Rob Wright walks through Boardwalk Hall, cowboy hat tipped and rattling off the names of his four horses: Pistol, Copenhagen, Rain and Mo.

Front-end loaders set down more than 2,000 tons of dirt on the concrete floor of the arena Thursday for the annual American Finals Rodeo. The crew of bull riders worked for nearly 12 hours to transform an arena inside the late 1920s, Roman Renaissance building into a tiny piece of Texas.

“Just like how Beyoncé puts on a show, we’re putting on a show here,” said Wright, a tie-down roper who got into the rodeo scene 30 years ago after growing up with livestock on a farm in upstate New York.

The oceanside resort dominated by glittery casinos is an unusual venue for a rodeo, but it’s come back to Atlantic City three years in a row now.

On Thursday night, more than 100 bucking horses, bulls and cattle were steered into steel pens marked with the name of the stock contractor that owns them.

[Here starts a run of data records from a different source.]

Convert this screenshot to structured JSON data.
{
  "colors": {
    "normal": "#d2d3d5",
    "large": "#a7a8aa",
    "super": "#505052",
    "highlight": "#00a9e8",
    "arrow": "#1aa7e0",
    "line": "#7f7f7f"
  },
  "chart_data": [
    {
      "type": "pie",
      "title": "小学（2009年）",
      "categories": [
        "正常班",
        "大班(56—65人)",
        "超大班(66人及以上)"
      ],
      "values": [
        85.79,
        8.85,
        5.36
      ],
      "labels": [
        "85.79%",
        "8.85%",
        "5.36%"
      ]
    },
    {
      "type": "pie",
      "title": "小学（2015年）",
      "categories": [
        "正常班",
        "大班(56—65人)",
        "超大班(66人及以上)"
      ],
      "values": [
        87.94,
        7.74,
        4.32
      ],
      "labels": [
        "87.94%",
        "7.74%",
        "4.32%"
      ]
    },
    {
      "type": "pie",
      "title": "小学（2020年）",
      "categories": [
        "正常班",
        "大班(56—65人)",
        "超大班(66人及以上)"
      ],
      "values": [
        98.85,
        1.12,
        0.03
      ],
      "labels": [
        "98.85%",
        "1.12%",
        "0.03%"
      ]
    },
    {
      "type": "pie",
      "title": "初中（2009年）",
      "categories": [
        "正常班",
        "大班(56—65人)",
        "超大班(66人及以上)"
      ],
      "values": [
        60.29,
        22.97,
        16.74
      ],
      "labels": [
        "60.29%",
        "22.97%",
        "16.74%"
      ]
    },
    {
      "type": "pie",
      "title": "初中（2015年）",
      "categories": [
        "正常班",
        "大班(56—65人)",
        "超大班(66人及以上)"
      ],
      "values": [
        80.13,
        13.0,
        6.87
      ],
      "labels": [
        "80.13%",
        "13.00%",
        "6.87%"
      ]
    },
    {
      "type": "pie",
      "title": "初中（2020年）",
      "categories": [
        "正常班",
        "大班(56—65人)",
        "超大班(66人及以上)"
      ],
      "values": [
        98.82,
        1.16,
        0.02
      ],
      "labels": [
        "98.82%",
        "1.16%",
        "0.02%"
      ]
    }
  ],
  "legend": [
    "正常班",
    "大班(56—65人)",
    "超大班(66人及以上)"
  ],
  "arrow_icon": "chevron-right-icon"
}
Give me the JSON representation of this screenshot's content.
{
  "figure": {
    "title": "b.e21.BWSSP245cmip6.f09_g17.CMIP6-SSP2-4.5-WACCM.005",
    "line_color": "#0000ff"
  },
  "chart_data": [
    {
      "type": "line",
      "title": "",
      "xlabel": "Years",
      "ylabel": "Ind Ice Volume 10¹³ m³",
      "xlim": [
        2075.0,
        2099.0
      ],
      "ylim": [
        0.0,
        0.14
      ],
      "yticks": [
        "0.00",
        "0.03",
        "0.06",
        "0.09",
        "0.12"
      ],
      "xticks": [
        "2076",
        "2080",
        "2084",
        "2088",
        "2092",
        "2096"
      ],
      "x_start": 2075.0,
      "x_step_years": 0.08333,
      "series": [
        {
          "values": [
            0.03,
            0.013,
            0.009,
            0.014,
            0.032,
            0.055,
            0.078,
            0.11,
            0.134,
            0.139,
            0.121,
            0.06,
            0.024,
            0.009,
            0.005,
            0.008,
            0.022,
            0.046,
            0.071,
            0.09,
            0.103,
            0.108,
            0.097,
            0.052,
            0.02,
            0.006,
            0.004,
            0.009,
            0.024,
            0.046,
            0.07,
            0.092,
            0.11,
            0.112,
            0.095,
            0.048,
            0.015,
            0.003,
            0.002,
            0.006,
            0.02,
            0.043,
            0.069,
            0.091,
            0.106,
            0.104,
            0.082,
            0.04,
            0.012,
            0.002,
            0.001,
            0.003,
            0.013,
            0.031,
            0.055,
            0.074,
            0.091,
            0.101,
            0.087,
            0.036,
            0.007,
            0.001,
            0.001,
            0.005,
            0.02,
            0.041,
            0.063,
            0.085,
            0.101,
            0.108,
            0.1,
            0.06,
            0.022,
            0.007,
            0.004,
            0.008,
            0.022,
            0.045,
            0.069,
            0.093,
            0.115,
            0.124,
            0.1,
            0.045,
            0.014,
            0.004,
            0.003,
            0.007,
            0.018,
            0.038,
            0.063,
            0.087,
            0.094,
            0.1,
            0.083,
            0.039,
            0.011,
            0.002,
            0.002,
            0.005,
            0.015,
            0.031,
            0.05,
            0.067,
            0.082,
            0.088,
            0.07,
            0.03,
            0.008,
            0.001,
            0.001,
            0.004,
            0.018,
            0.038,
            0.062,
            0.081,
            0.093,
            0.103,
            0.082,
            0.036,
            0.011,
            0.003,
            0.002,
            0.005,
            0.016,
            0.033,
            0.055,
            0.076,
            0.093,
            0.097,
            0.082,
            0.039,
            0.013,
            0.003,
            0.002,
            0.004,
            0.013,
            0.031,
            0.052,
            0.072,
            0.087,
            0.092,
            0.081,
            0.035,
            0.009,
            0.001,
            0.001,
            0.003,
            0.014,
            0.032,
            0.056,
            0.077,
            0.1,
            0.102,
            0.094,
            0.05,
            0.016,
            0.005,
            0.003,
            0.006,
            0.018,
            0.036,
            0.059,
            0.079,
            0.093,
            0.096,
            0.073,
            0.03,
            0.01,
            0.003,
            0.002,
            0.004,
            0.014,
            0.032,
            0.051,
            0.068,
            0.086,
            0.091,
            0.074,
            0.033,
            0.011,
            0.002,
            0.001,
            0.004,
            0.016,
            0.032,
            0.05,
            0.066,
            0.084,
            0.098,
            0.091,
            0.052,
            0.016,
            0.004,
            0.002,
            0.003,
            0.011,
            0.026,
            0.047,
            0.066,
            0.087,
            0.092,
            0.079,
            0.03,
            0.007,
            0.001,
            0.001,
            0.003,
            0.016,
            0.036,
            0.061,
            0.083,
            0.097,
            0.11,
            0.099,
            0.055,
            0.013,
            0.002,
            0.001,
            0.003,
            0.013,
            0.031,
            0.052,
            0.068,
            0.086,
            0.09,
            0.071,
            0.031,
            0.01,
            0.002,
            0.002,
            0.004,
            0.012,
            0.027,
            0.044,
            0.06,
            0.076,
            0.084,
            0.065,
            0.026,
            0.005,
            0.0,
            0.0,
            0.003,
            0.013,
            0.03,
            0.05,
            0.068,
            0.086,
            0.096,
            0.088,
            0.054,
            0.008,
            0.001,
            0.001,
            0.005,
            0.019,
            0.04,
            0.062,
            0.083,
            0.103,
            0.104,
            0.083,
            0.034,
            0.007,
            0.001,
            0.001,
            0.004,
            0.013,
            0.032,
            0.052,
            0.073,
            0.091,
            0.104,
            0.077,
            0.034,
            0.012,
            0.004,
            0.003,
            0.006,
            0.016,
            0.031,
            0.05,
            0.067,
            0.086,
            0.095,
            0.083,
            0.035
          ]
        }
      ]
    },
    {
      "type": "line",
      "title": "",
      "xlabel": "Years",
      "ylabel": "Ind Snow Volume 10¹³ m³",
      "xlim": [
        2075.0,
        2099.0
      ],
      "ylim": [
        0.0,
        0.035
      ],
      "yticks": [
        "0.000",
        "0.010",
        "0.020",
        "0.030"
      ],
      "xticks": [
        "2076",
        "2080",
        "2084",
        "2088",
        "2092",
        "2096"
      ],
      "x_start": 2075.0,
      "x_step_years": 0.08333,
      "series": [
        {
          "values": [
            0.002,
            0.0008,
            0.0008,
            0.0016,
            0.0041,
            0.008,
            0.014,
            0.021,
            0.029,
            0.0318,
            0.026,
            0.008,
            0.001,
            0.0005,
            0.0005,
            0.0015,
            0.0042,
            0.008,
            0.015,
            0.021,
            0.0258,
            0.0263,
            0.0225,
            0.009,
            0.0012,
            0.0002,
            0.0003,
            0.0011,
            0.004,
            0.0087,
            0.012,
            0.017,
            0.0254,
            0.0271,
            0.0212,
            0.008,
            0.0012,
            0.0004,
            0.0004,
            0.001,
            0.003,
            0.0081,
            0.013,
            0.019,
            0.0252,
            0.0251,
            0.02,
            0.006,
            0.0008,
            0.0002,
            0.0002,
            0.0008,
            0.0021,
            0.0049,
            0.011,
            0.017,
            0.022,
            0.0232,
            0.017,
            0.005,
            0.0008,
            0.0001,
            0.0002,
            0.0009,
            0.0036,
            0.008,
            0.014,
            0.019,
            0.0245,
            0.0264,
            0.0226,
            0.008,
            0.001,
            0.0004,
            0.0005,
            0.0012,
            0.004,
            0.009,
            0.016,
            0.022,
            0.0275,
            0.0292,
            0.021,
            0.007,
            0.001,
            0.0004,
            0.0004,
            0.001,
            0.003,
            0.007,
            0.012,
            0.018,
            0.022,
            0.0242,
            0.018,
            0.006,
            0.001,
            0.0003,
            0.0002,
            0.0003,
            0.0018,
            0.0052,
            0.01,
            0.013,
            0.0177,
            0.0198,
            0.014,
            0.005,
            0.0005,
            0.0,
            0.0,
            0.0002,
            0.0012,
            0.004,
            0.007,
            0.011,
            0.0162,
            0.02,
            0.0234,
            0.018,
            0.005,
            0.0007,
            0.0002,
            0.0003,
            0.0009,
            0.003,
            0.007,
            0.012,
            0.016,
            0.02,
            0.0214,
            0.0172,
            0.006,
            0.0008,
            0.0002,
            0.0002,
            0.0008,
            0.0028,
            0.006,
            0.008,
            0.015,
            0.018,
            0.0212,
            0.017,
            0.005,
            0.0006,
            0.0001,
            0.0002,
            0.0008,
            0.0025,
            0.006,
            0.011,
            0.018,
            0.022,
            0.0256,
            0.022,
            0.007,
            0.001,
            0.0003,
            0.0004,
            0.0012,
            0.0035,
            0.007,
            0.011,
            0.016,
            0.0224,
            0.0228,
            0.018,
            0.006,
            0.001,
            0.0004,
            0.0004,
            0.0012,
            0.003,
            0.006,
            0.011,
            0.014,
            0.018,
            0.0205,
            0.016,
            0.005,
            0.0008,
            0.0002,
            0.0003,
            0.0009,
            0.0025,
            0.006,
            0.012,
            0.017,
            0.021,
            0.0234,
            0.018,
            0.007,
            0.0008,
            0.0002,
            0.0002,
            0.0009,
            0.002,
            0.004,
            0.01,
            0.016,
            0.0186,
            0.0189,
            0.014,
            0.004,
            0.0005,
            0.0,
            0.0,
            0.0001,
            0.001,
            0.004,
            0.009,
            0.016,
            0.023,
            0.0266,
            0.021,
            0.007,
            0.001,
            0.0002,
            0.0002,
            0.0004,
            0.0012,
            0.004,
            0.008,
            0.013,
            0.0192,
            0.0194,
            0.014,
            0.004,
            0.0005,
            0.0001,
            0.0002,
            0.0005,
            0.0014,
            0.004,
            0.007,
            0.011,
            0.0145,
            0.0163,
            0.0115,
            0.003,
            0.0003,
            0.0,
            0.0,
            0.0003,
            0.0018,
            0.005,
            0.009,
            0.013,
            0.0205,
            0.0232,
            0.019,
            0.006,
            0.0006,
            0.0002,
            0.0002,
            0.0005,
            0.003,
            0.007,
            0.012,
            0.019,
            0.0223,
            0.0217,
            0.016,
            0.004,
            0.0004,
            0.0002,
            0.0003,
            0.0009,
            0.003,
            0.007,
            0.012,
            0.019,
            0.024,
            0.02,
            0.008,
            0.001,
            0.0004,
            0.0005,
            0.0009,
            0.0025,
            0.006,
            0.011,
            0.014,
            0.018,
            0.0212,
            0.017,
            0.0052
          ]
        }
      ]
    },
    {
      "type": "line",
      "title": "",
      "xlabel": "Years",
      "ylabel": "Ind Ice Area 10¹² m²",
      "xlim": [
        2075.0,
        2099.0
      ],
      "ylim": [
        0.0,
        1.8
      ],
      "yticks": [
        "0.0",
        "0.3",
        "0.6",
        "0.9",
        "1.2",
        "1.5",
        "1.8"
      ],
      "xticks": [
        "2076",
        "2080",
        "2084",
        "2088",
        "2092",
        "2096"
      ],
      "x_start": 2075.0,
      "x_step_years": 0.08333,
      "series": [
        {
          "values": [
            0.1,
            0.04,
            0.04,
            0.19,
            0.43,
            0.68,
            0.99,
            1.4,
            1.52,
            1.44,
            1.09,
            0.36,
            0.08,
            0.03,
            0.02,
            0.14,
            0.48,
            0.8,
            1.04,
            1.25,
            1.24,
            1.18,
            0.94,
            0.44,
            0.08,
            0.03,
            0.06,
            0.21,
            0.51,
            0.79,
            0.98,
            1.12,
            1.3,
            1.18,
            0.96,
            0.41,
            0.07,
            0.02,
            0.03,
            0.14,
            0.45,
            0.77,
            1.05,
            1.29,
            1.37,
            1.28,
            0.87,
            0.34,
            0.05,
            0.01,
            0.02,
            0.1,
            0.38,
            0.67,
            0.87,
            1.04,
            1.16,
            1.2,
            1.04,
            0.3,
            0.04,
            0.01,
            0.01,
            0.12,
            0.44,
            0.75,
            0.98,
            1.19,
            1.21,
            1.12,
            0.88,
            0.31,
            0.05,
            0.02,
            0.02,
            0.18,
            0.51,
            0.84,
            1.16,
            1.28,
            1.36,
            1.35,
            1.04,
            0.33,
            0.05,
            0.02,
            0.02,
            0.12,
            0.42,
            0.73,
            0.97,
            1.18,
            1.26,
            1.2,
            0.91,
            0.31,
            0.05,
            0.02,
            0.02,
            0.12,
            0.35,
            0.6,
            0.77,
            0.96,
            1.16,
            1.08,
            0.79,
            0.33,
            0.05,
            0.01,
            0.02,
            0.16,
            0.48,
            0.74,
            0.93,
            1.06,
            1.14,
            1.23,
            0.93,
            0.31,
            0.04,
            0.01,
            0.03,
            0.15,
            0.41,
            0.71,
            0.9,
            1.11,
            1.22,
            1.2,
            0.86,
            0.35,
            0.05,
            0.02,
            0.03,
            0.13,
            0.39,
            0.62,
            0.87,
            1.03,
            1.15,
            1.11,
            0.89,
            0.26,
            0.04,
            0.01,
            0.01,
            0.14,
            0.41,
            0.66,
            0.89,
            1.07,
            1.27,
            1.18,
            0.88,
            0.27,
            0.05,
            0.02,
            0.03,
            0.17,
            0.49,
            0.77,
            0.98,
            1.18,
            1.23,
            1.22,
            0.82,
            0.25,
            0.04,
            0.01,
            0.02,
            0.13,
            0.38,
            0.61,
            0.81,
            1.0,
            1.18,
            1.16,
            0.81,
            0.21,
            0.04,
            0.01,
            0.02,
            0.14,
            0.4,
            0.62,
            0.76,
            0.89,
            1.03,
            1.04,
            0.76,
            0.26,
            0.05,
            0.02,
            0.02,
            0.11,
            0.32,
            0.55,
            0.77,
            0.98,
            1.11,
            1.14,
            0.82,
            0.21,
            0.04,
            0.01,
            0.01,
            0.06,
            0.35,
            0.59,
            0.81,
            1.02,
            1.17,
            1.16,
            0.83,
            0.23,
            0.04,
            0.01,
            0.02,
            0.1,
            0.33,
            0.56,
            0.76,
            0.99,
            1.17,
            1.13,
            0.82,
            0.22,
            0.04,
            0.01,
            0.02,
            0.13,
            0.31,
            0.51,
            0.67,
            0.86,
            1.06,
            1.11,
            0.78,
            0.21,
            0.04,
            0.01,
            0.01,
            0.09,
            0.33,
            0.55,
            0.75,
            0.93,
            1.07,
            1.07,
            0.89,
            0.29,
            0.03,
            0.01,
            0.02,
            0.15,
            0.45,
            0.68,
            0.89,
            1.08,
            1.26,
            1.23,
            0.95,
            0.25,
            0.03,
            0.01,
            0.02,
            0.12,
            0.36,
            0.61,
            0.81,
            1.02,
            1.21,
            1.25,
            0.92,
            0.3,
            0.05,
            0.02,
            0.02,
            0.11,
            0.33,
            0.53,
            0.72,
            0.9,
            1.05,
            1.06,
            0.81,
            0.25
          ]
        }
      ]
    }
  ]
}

The stench of manure had not yet set in, but it would soon.

Once the makeover wrapped for the day, the group of cowboys walked down the Boardwalk donning their boots and headed into Carmine’s Italian Restaurant inside Tropicana Atlantic City, where two worlds collided.

“Rodeos are obviously not part of the culture here as opposed to Texas or Oklahoma, so everyone’s got their own story of how they got into it,” said Chris Kelley, vice president of the American Professional Rodeo Association.

Kelley got his start on a farm in New Milford, Pennsylvania, riding junior bulls at 12 years old and progressing to bigger events as a teenager.

The association’s President Chris Prange, a 20-year veteran of bull-riding, said he “just happened upon” his first rodeo while in high school driving around the rural Pennsylvania town he grew up in.

“I got hurt my first time and thought, ‘This is great. This is what I’m destined to do,’” Prange said.

Come the weekend, thousands of cheering fans will watch cowboys from as far away as California compete in eight championship events, including tie-down roping, steer wrestling and what most come to see, bull riding.

Rodeo competitions begin in the spring and end in late fall. For those competing, the Atlantic City finale is the cap to an adrenaline-filled, seven-month season.

And the medals aren’t just for people, either. Stock contractors bring in the best “animal athletes” from across the country to compete, too.

The group keeps coming back to Atlantic City for one simple reason, said Prange as he walked into the massive arena.

“We want to make this like a destination for the contestants,” he said. “You get the casinos and the lights and action here. It’s like Las Vegas on the East Coast.”